Noch 2014 waren Sarg- und Urnenbestattungen in Solingens evangelischen Friedhöfen fast gleichauf. Bis 2022 entfielen bereits über zwei Drittel aller Beisetzungen auf Urnenbestattungen – ein Trend, der mit dem Rückgang klassischer Erdbestattungen einhergeht.

Neue Grabarten wie Wiesengräber, Kolumbarien und Baumbestattungen ergänzen mittlerweile das Angebot. Die meisten dieser Varianten erfordern kaum Pflege, da die Friedhofsgärtner die Instandhaltung gegen eine einmalige Gebühr übernehmen. Das kommt besonders Angehörigen entgegen, die weit entfernt wohnen oder sich nicht regelmäßig um die Grabpflege kümmern möchten.

Besondere Angebote wie das „Kunst- und Kultur“-Urnengrab auf dem Friedhof Kasinostraße oder der „Garten der Hoffnung“ auf dem Friedhof Grünbaumstraße bereichern das Spektrum. Zudem sind Bestattungen für Nicht-Kirchenmitglieder nun möglich – eine Abkehr von früheren Regelungen.

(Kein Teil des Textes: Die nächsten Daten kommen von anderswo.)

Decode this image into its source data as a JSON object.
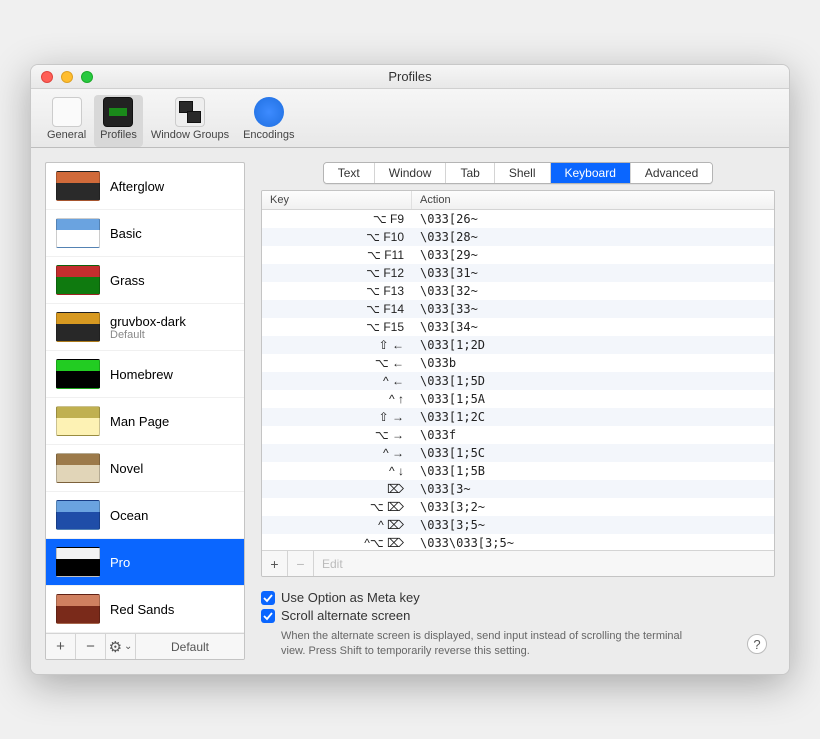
{
  "window": {
    "title": "Profiles"
  },
  "toolbar": {
    "items": [
      {
        "label": "General"
      },
      {
        "label": "Profiles"
      },
      {
        "label": "Window Groups"
      },
      {
        "label": "Encodings"
      }
    ]
  },
  "profiles": [
    {
      "name": "Afterglow",
      "thumb_bg": "#2a2a2a",
      "thumb_accent": "#d06a3a"
    },
    {
      "name": "Basic",
      "thumb_bg": "#ffffff",
      "thumb_accent": "#6aa3e0"
    },
    {
      "name": "Grass",
      "thumb_bg": "#0f7a0f",
      "thumb_accent": "#c42e2e"
    },
    {
      "name": "gruvbox-dark",
      "subtitle": "Default",
      "thumb_bg": "#282828",
      "thumb_accent": "#d79921"
    },
    {
      "name": "Homebrew",
      "thumb_bg": "#000000",
      "thumb_accent": "#22cc22"
    },
    {
      "name": "Man Page",
      "thumb_bg": "#fdf2b4",
      "thumb_accent": "#c0b050"
    },
    {
      "name": "Novel",
      "thumb_bg": "#e1d5b8",
      "thumb_accent": "#9c7a4a"
    },
    {
      "name": "Ocean",
      "thumb_bg": "#1f4da8",
      "thumb_accent": "#6aa3e0"
    },
    {
      "name": "Pro",
      "selected": true,
      "thumb_bg": "#000000",
      "thumb_accent": "#f2f2f2"
    },
    {
      "name": "Red Sands",
      "thumb_bg": "#7a2a1a",
      "thumb_accent": "#d08060"
    }
  ],
  "sidebar_footer": {
    "add": "+",
    "remove": "−",
    "menu": "⚙︎",
    "chevron": "⌄",
    "default_label": "Default"
  },
  "tabs": [
    "Text",
    "Window",
    "Tab",
    "Shell",
    "Keyboard",
    "Advanced"
  ],
  "active_tab_index": 4,
  "table": {
    "headers": {
      "key": "Key",
      "action": "Action"
    },
    "rows": [
      {
        "key": "⌥ F9",
        "action": "\\033[26~"
      },
      {
        "key": "⌥ F10",
        "action": "\\033[28~"
      },
      {
        "key": "⌥ F11",
        "action": "\\033[29~"
      },
      {
        "key": "⌥ F12",
        "action": "\\033[31~"
      },
      {
        "key": "⌥ F13",
        "action": "\\033[32~"
      },
      {
        "key": "⌥ F14",
        "action": "\\033[33~"
      },
      {
        "key": "⌥ F15",
        "action": "\\033[34~"
      },
      {
        "key": "⇧ ←",
        "action": "\\033[1;2D"
      },
      {
        "key": "⌥ ←",
        "action": "\\033b"
      },
      {
        "key": "^ ←",
        "action": "\\033[1;5D"
      },
      {
        "key": "^ ↑",
        "action": "\\033[1;5A"
      },
      {
        "key": "⇧ →",
        "action": "\\033[1;2C"
      },
      {
        "key": "⌥ →",
        "action": "\\033f"
      },
      {
        "key": "^ →",
        "action": "\\033[1;5C"
      },
      {
        "key": "^ ↓",
        "action": "\\033[1;5B"
      },
      {
        "key": "⌦",
        "action": "\\033[3~"
      },
      {
        "key": "⌥ ⌦",
        "action": "\\033[3;2~"
      },
      {
        "key": "^ ⌦",
        "action": "\\033[3;5~"
      },
      {
        "key": "^⌥ ⌦",
        "action": "\\033\\033[3;5~"
      }
    ],
    "footer": {
      "add": "+",
      "remove": "−",
      "edit": "Edit"
    }
  },
  "options": {
    "meta": "Use Option as Meta key",
    "scroll": "Scroll alternate screen",
    "hint": "When the alternate screen is displayed, send input instead of scrolling the terminal view. Press Shift to temporarily reverse this setting."
  },
  "help": "?"
}
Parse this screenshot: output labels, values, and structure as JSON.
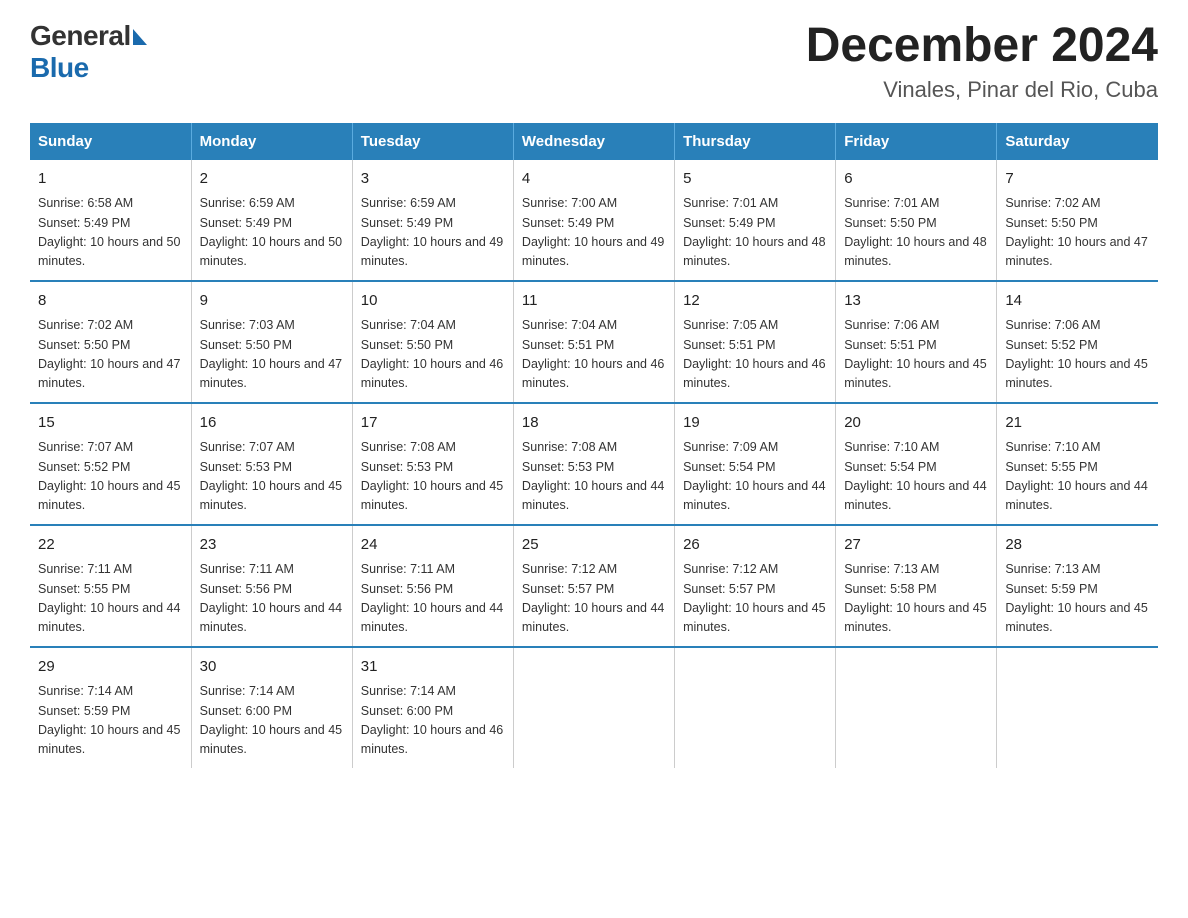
{
  "header": {
    "logo_general": "General",
    "logo_blue": "Blue",
    "main_title": "December 2024",
    "subtitle": "Vinales, Pinar del Rio, Cuba"
  },
  "calendar": {
    "days_of_week": [
      "Sunday",
      "Monday",
      "Tuesday",
      "Wednesday",
      "Thursday",
      "Friday",
      "Saturday"
    ],
    "weeks": [
      [
        {
          "day": "1",
          "sunrise": "Sunrise: 6:58 AM",
          "sunset": "Sunset: 5:49 PM",
          "daylight": "Daylight: 10 hours and 50 minutes."
        },
        {
          "day": "2",
          "sunrise": "Sunrise: 6:59 AM",
          "sunset": "Sunset: 5:49 PM",
          "daylight": "Daylight: 10 hours and 50 minutes."
        },
        {
          "day": "3",
          "sunrise": "Sunrise: 6:59 AM",
          "sunset": "Sunset: 5:49 PM",
          "daylight": "Daylight: 10 hours and 49 minutes."
        },
        {
          "day": "4",
          "sunrise": "Sunrise: 7:00 AM",
          "sunset": "Sunset: 5:49 PM",
          "daylight": "Daylight: 10 hours and 49 minutes."
        },
        {
          "day": "5",
          "sunrise": "Sunrise: 7:01 AM",
          "sunset": "Sunset: 5:49 PM",
          "daylight": "Daylight: 10 hours and 48 minutes."
        },
        {
          "day": "6",
          "sunrise": "Sunrise: 7:01 AM",
          "sunset": "Sunset: 5:50 PM",
          "daylight": "Daylight: 10 hours and 48 minutes."
        },
        {
          "day": "7",
          "sunrise": "Sunrise: 7:02 AM",
          "sunset": "Sunset: 5:50 PM",
          "daylight": "Daylight: 10 hours and 47 minutes."
        }
      ],
      [
        {
          "day": "8",
          "sunrise": "Sunrise: 7:02 AM",
          "sunset": "Sunset: 5:50 PM",
          "daylight": "Daylight: 10 hours and 47 minutes."
        },
        {
          "day": "9",
          "sunrise": "Sunrise: 7:03 AM",
          "sunset": "Sunset: 5:50 PM",
          "daylight": "Daylight: 10 hours and 47 minutes."
        },
        {
          "day": "10",
          "sunrise": "Sunrise: 7:04 AM",
          "sunset": "Sunset: 5:50 PM",
          "daylight": "Daylight: 10 hours and 46 minutes."
        },
        {
          "day": "11",
          "sunrise": "Sunrise: 7:04 AM",
          "sunset": "Sunset: 5:51 PM",
          "daylight": "Daylight: 10 hours and 46 minutes."
        },
        {
          "day": "12",
          "sunrise": "Sunrise: 7:05 AM",
          "sunset": "Sunset: 5:51 PM",
          "daylight": "Daylight: 10 hours and 46 minutes."
        },
        {
          "day": "13",
          "sunrise": "Sunrise: 7:06 AM",
          "sunset": "Sunset: 5:51 PM",
          "daylight": "Daylight: 10 hours and 45 minutes."
        },
        {
          "day": "14",
          "sunrise": "Sunrise: 7:06 AM",
          "sunset": "Sunset: 5:52 PM",
          "daylight": "Daylight: 10 hours and 45 minutes."
        }
      ],
      [
        {
          "day": "15",
          "sunrise": "Sunrise: 7:07 AM",
          "sunset": "Sunset: 5:52 PM",
          "daylight": "Daylight: 10 hours and 45 minutes."
        },
        {
          "day": "16",
          "sunrise": "Sunrise: 7:07 AM",
          "sunset": "Sunset: 5:53 PM",
          "daylight": "Daylight: 10 hours and 45 minutes."
        },
        {
          "day": "17",
          "sunrise": "Sunrise: 7:08 AM",
          "sunset": "Sunset: 5:53 PM",
          "daylight": "Daylight: 10 hours and 45 minutes."
        },
        {
          "day": "18",
          "sunrise": "Sunrise: 7:08 AM",
          "sunset": "Sunset: 5:53 PM",
          "daylight": "Daylight: 10 hours and 44 minutes."
        },
        {
          "day": "19",
          "sunrise": "Sunrise: 7:09 AM",
          "sunset": "Sunset: 5:54 PM",
          "daylight": "Daylight: 10 hours and 44 minutes."
        },
        {
          "day": "20",
          "sunrise": "Sunrise: 7:10 AM",
          "sunset": "Sunset: 5:54 PM",
          "daylight": "Daylight: 10 hours and 44 minutes."
        },
        {
          "day": "21",
          "sunrise": "Sunrise: 7:10 AM",
          "sunset": "Sunset: 5:55 PM",
          "daylight": "Daylight: 10 hours and 44 minutes."
        }
      ],
      [
        {
          "day": "22",
          "sunrise": "Sunrise: 7:11 AM",
          "sunset": "Sunset: 5:55 PM",
          "daylight": "Daylight: 10 hours and 44 minutes."
        },
        {
          "day": "23",
          "sunrise": "Sunrise: 7:11 AM",
          "sunset": "Sunset: 5:56 PM",
          "daylight": "Daylight: 10 hours and 44 minutes."
        },
        {
          "day": "24",
          "sunrise": "Sunrise: 7:11 AM",
          "sunset": "Sunset: 5:56 PM",
          "daylight": "Daylight: 10 hours and 44 minutes."
        },
        {
          "day": "25",
          "sunrise": "Sunrise: 7:12 AM",
          "sunset": "Sunset: 5:57 PM",
          "daylight": "Daylight: 10 hours and 44 minutes."
        },
        {
          "day": "26",
          "sunrise": "Sunrise: 7:12 AM",
          "sunset": "Sunset: 5:57 PM",
          "daylight": "Daylight: 10 hours and 45 minutes."
        },
        {
          "day": "27",
          "sunrise": "Sunrise: 7:13 AM",
          "sunset": "Sunset: 5:58 PM",
          "daylight": "Daylight: 10 hours and 45 minutes."
        },
        {
          "day": "28",
          "sunrise": "Sunrise: 7:13 AM",
          "sunset": "Sunset: 5:59 PM",
          "daylight": "Daylight: 10 hours and 45 minutes."
        }
      ],
      [
        {
          "day": "29",
          "sunrise": "Sunrise: 7:14 AM",
          "sunset": "Sunset: 5:59 PM",
          "daylight": "Daylight: 10 hours and 45 minutes."
        },
        {
          "day": "30",
          "sunrise": "Sunrise: 7:14 AM",
          "sunset": "Sunset: 6:00 PM",
          "daylight": "Daylight: 10 hours and 45 minutes."
        },
        {
          "day": "31",
          "sunrise": "Sunrise: 7:14 AM",
          "sunset": "Sunset: 6:00 PM",
          "daylight": "Daylight: 10 hours and 46 minutes."
        },
        {
          "day": "",
          "sunrise": "",
          "sunset": "",
          "daylight": ""
        },
        {
          "day": "",
          "sunrise": "",
          "sunset": "",
          "daylight": ""
        },
        {
          "day": "",
          "sunrise": "",
          "sunset": "",
          "daylight": ""
        },
        {
          "day": "",
          "sunrise": "",
          "sunset": "",
          "daylight": ""
        }
      ]
    ]
  }
}
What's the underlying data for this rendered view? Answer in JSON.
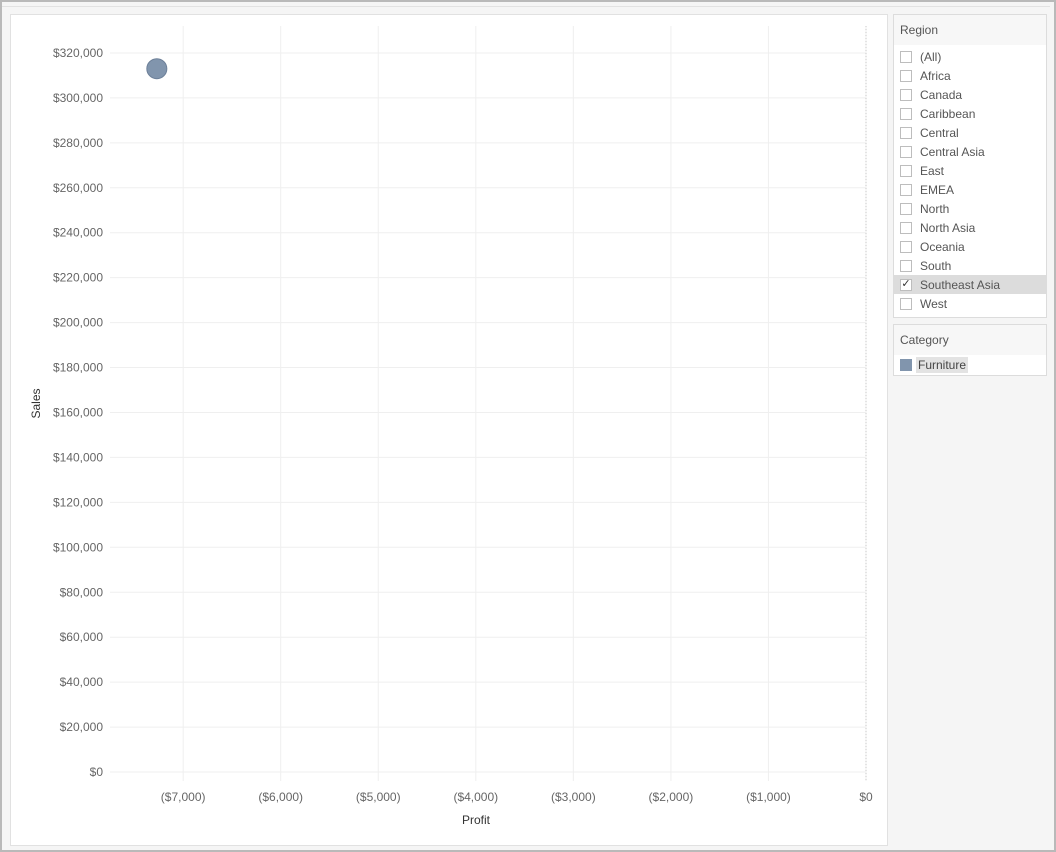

Die jährliche Zahl der Beisetzungen in Solingens evangelischen Friedhöfen bleibt mit etwa 800 bis 850 stabil. Doch der Anstieg der Urnenbestattungen und pflegeleichten Gräber zeigt einen deutlichen Wandel in der lokalen Bestattungskultur. Die neuen Optionen bieten Familien mehr Flexibilität und verringern gleichzeitig den langfristigen Pflegeaufwand.